We used to joke on Boy Scout hiking trips that in spite of the mountains and canyons we traversed, we had the benefit of a 'zero net elevation gain'. This was funny to us because the pain of hiking a steep uphill grade was not helped at all by the knowledge that we'd just be hiking back down it on the way back. In a way, life is like that in reverse. You spend the first part of your life investing in people and things emotionally, and then you lose them all if the second part of your life lasts long enough. At my early age, few that I care for have died, but there have been more things I loved that are gone now. Some that may seem trivial but mean somewhat less than nothing to me are in my reading.

I love comic strips, as you may recall . Even though I don't subscribe to a newspaper anymore, I still love reading lots of the strips. They're available online, and are part of my morning routine. I read a lot of the funnies as well as the serious ones I used to dislike and skipped easily since they were at the bottom of the page. Editorial cartoons are great too (my policy with those being to read all the ones that are drawn well, trusting that I will be able to enjoy that as well as a diversity of viewpoints). Now, if I had to pick my favorite current strip, I guess that it would have to be 'Sylvia', although 'Zippy' is close.

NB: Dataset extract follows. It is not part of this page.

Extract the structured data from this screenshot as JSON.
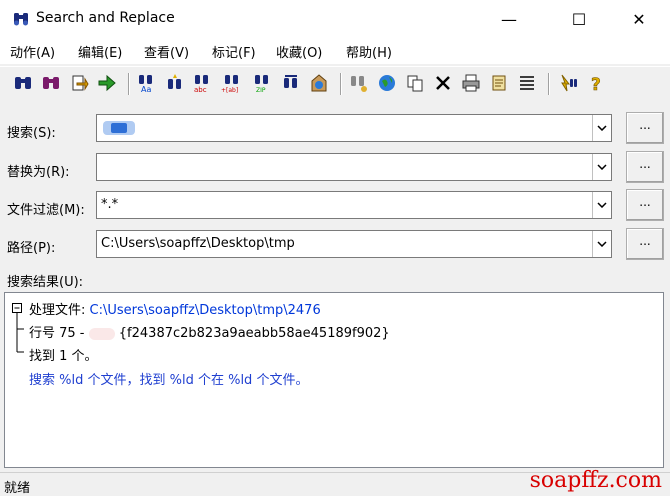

It used to be 'Little Orphan Annie', which I found to be the most interesting- remarkable since it is a legacy strip older than many strips which keep going in spite of having lost steam long ago. In what is such a common injustice, those strips go on while Annie has been moldering in the ground for six months. It was well-written and well-drawn, and those two qualities would seem to have been its undoing. Such is the only conclusion I can draw. Another great strip has recently received the death sentence, with sentence due to be carried out next month: 'Brenda Starr'. It's a terrible shame, but the symptoms of a strip not long for this world were there to be diagnosed: It's smart, funny, relevant and well-drawn. Naturally the thing to do was can it.

At the risk of sounding arrogant, I consider myself a smart guy. I appreciate some things that have kind of a steep learning curve. To me those are the things most worthy of acclaim. What's unfortunate is that the cohesive audience to which I belong is far too small to sustain anything it likes by itself. If you're like me, you'd better hope that by chance the things you like also manage to appeal to a broader audience, because you'll get your heart broken by unjust cancellations every time, and may as well get used to that fact. If you want to change that, we're going to have to change society itself, and that's probably going to be too long a process to keep your pet 'on the brink' thing afloat.